Later on, Julia's father becomes ill and their party must separate as her father needs time to recuperate. They are accosted by some Turkish soldiers who are in search of Graham. They realize they were betrayed by one of their guides. Edith returns with a carriage to take Julia and her father to Homs. In the city of Homs, Julia's father recovers. They learn that he had been poisoned. Julia's father doesn't seem to be worried about being poisoned - he seems more worried that Julia is still associating with Graham, even though Graham is working against the British empire and therefore against him. They take a train to Aleppo then to Antioch where they visit another Sheikh. There, Monsieur Louvois is finally caught by the Turkish polish for sneaking artifacts out of the country. After spending a few hours in jail, the Frenchman is released and leaves Turkey in a hurry.

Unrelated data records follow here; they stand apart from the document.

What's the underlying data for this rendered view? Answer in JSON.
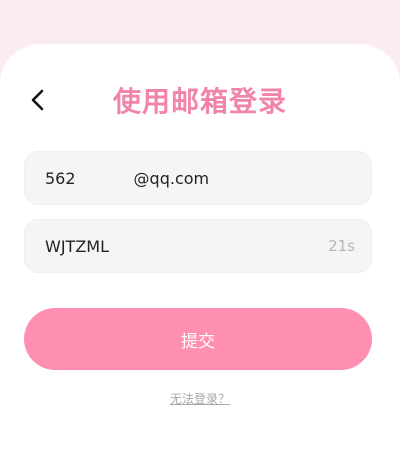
{
  "header": {
    "back_icon": "chevron-left-icon",
    "title": "使用邮箱登录"
  },
  "form": {
    "email_prefix": "562",
    "email_suffix": "@qq.com",
    "code_value": "WJTZML",
    "countdown": "21s",
    "submit_label": "提交"
  },
  "footer": {
    "help_link": "无法登录？"
  },
  "colors": {
    "accent": "#f284ab",
    "button": "#ff8fb0",
    "background": "#fbecef",
    "field_background": "#f6f5f5"
  }
}
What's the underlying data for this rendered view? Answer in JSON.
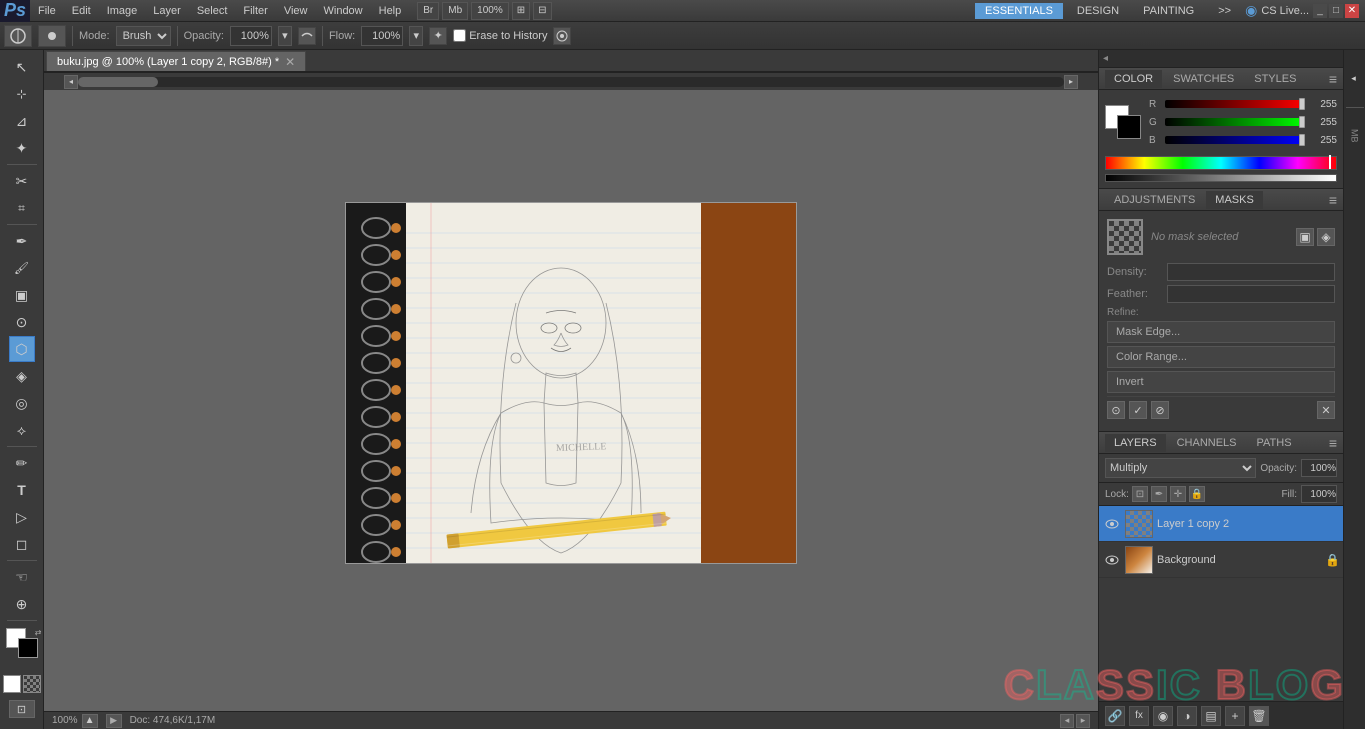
{
  "app": {
    "logo": "Ps",
    "title": "buku.jpg @ 100% (Layer 1 copy 2, RGB/8#) *"
  },
  "menubar": {
    "items": [
      "File",
      "Edit",
      "Image",
      "Layer",
      "Select",
      "Filter",
      "View",
      "Window",
      "Help"
    ],
    "bridge_btn": "Br",
    "mini_bridge_btn": "Mb",
    "zoom_label": "100%",
    "arrange_btn": "⊞",
    "screen_mode_btn": "⊟",
    "essentials_btn": "ESSENTIALS",
    "design_btn": "DESIGN",
    "painting_btn": "PAINTING",
    "more_btn": ">>",
    "cs_live_label": "CS Live...",
    "window_controls": {
      "minimize": "_",
      "maximize": "□",
      "close": "✕"
    }
  },
  "optionsbar": {
    "brush_label": "Brush",
    "mode_label": "Mode:",
    "mode_value": "Brush",
    "opacity_label": "Opacity:",
    "opacity_value": "100%",
    "flow_label": "Flow:",
    "flow_value": "100%",
    "erase_to_history_label": "Erase to History"
  },
  "tab": {
    "title": "buku.jpg @ 100% (Layer 1 copy 2, RGB/8#) *",
    "close": "✕"
  },
  "color_panel": {
    "title": "COLOR",
    "tabs": [
      "COLOR",
      "SWATCHES",
      "STYLES"
    ],
    "r_label": "R",
    "g_label": "G",
    "b_label": "B",
    "r_value": "255",
    "g_value": "255",
    "b_value": "255"
  },
  "masks_panel": {
    "adj_tab": "ADJUSTMENTS",
    "masks_tab": "MASKS",
    "no_mask_label": "No mask selected",
    "density_label": "Density:",
    "feather_label": "Feather:",
    "refine_label": "Refine:",
    "mask_edge_btn": "Mask Edge...",
    "color_range_btn": "Color Range...",
    "invert_btn": "Invert"
  },
  "layers_panel": {
    "title": "LAYERS",
    "channels_tab": "CHANNELS",
    "paths_tab": "PATHS",
    "blend_mode": "Multiply",
    "opacity_label": "Opacity:",
    "opacity_value": "100%",
    "fill_label": "Fill:",
    "fill_value": "100%",
    "lock_label": "Lock:",
    "layers": [
      {
        "name": "Layer 1 copy 2",
        "active": true,
        "visible": true,
        "type": "normal"
      },
      {
        "name": "Background",
        "active": false,
        "visible": true,
        "type": "bg",
        "locked": true
      }
    ],
    "bottom_icons": [
      "+",
      "fx",
      "◉",
      "▤",
      "✕"
    ]
  },
  "statusbar": {
    "zoom": "100%",
    "doc_info": "Doc: 474,6K/1,17M"
  },
  "tools": [
    {
      "icon": "↖",
      "name": "move-tool"
    },
    {
      "icon": "⊹",
      "name": "marquee-tool"
    },
    {
      "icon": "⊿",
      "name": "lasso-tool"
    },
    {
      "icon": "✦",
      "name": "magic-wand-tool"
    },
    {
      "icon": "✂",
      "name": "crop-tool"
    },
    {
      "icon": "⌗",
      "name": "eyedropper-tool"
    },
    {
      "icon": "✒",
      "name": "healing-tool"
    },
    {
      "icon": "🖌",
      "name": "brush-tool"
    },
    {
      "icon": "▣",
      "name": "clone-tool"
    },
    {
      "icon": "⊙",
      "name": "history-tool"
    },
    {
      "icon": "⬡",
      "name": "eraser-tool"
    },
    {
      "icon": "◈",
      "name": "gradient-tool"
    },
    {
      "icon": "◎",
      "name": "blur-tool"
    },
    {
      "icon": "⟡",
      "name": "dodge-tool"
    },
    {
      "icon": "✏",
      "name": "pen-tool"
    },
    {
      "icon": "T",
      "name": "type-tool"
    },
    {
      "icon": "▷",
      "name": "path-tool"
    },
    {
      "icon": "◻",
      "name": "shape-tool"
    },
    {
      "icon": "☜",
      "name": "hand-tool"
    },
    {
      "icon": "⊕",
      "name": "zoom-tool"
    }
  ]
}
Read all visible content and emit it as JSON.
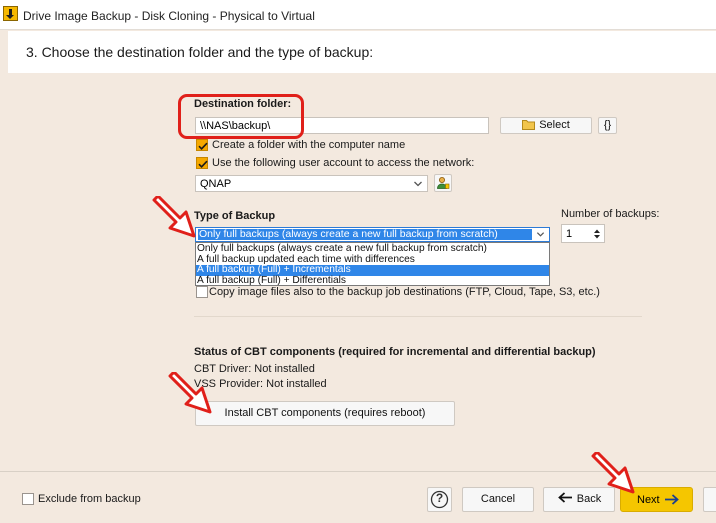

Soon after Monsieur Louvois leaves, Graham is also arrested for spying. It is revealed that Monsieur Louvois was the one who accused Graham in exchange for his own freedom. Later on, Julia finds Monseur Louvois and discovers that he is innocent of accusing Graham. Julia believes he is telling the truth but now she is more confused than ever. Julia, her father, Edith and a British friend in Antioch called Mr. Robinson decide to go to Alexandretta where the Turkish soldiers have sent Graham for further interrogation.
They concoct a plan to intercept Graham as he is being taken onto a boat destined to Mersina. Part of the plan involves Julia dressing up as an Arab woman and sneaking on board the ship. Before she leaves to rescue Graham, she receives a letter from Edith detailing how the botanist has been working against everyone in their group since the beginning. Apparently Edith believes that the Arabs should have independence from the Ottoman empire and that what Graham is doing will only empower the Turks even further. Julia is shocked by this betrayal. Soon after, much to Julia's surprise, Graham is released. She finds out it is all due to her father pulling some strings in the English Foreign Office. For the first time, she sees Graham not as a romantic revolutionary but as a cynical young man. She does not feel sad to let him go on his way.
The story ends with Julia and her father planning the next leg of their journey – Egypt.
Best part of story, including ending:
I enjoyed the detailed political perspectives represented in the story as it felt well-informed and authentic to the times. I like how the author represented each ethnic voice and their cause and discussed things like imperialism and the effects on the small groups of people who become oppressed.
Best scene in story:
My favorite scene was when Julia receives the letter from Edith that explains that she was behind why her travel companions had been encountering so many problems during their journey. I was glad that the culprit responsible for Graham's arrest was not Julia's father. I think it would have been unforgivable for Julia if she found out her father was so heartless as to risk a young man's life in order to fulfill his own schemes for the British Empire.
Opinion about the main character:
I like that Julia was eager to see new things and experience drastically different cultures. I like that she wasn't afraid to camp out in the desert and be in the company of fierce looking people like the Bedouin.